Os números da Confederação Nacional do Comércio de Bens, Serviços e Turismo revelam, ainda, que a proporção das famílias que se declararam muito endividadas aumentou pelo décimo mês consecutivo, alcançando 15,7% do total, enquanto o percentual de famílias que declararam não ter condições de pagar suas contas, ou dívidas em atraso, ficou em 15,7% em novembro. A quase totalidade das famílias endividadas teve problemas com cheque pré-datado, cartão de crédito, cheque especial, carnê de loja, empréstimo, prestação de carro e seguro, mas a modalidade cartão de crédito foi disparado o principal tipo de dívida, penalizando 75,2% das famílias, número muito superior ao de carnês, que respondeu por 17,9% do total. A Pesquisa de Endividamento e Inadimplência do Consumidor confirma o indicador Serasa Experian, que tem apontado aumento considerável no volume de cheques devolvidos por falta de fundos em todo o Brasil, tanto que mais de 1,7 milhão de cheques não foram pagos apenas no mês de novembro, confirmando a tendência de um 2016 difícil para o comércio varejista e atacadista.


Para variar, as dívidas contraídas com os bancos lideraram o ranking da inadimplência com aumento de 11,7% neste ano, ou seja, quem tomou dinheiro emprestado não está conseguindo pagar as parcelas e essa situação deve gerar um efeito cascata que acabará contaminando todo o sistema financeiro. Significa dizer que, num primeiro momento, os bancos ficarão mais cuidadosos na hora de aprovar qualquer pedido de empréstimo, sobretudo na modalidade Crédito Direto ao Consumidor (CDC) e, num segundo momento, os juros devem ficar ainda maiores para compensar os riscos desse tipo de operação financeira, de forma que a conta acabará sendo paga justamente pelo consumidor.
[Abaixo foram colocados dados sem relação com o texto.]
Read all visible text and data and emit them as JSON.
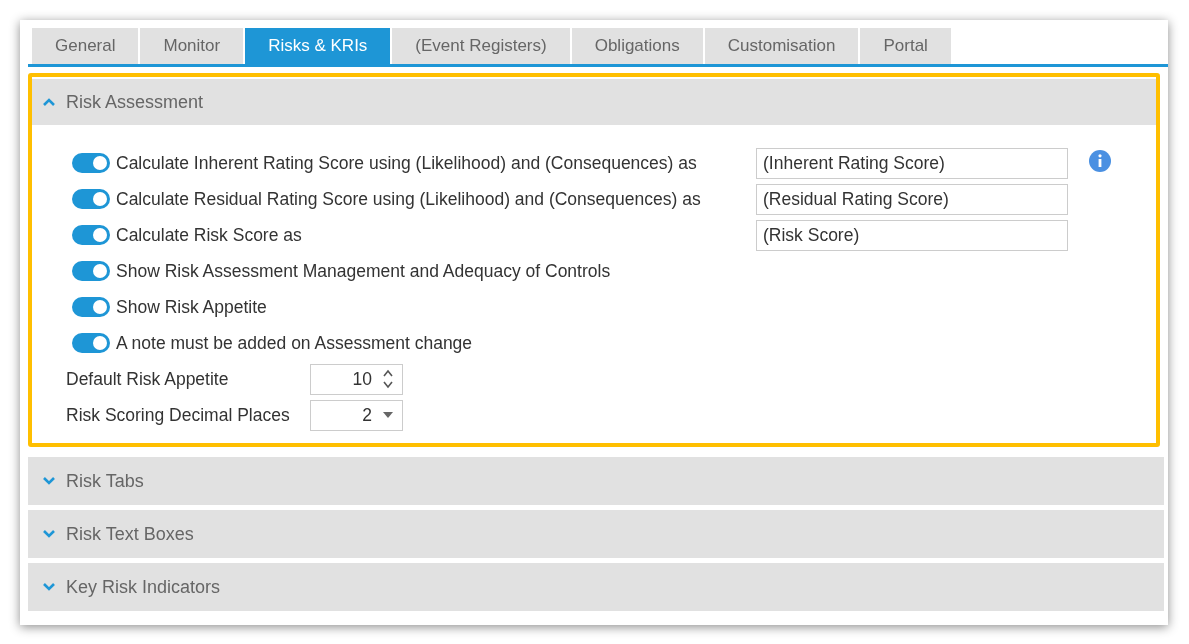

Além dos empréstimos bancários, as operações com financeiras, lojas em geral e prestadoras de serviços, como telefonia e fornecimento de energia elétrica e água, também estão sofrendo com o calote, tanto que a inadimplência aumentou 14,7% neste ano em comparação com o mesmo período do ano passado. O sinal de alerta foi ligado, mesmo porque nada retrata mais a crise financeira de uma sociedade que a inadimplência do consumidor.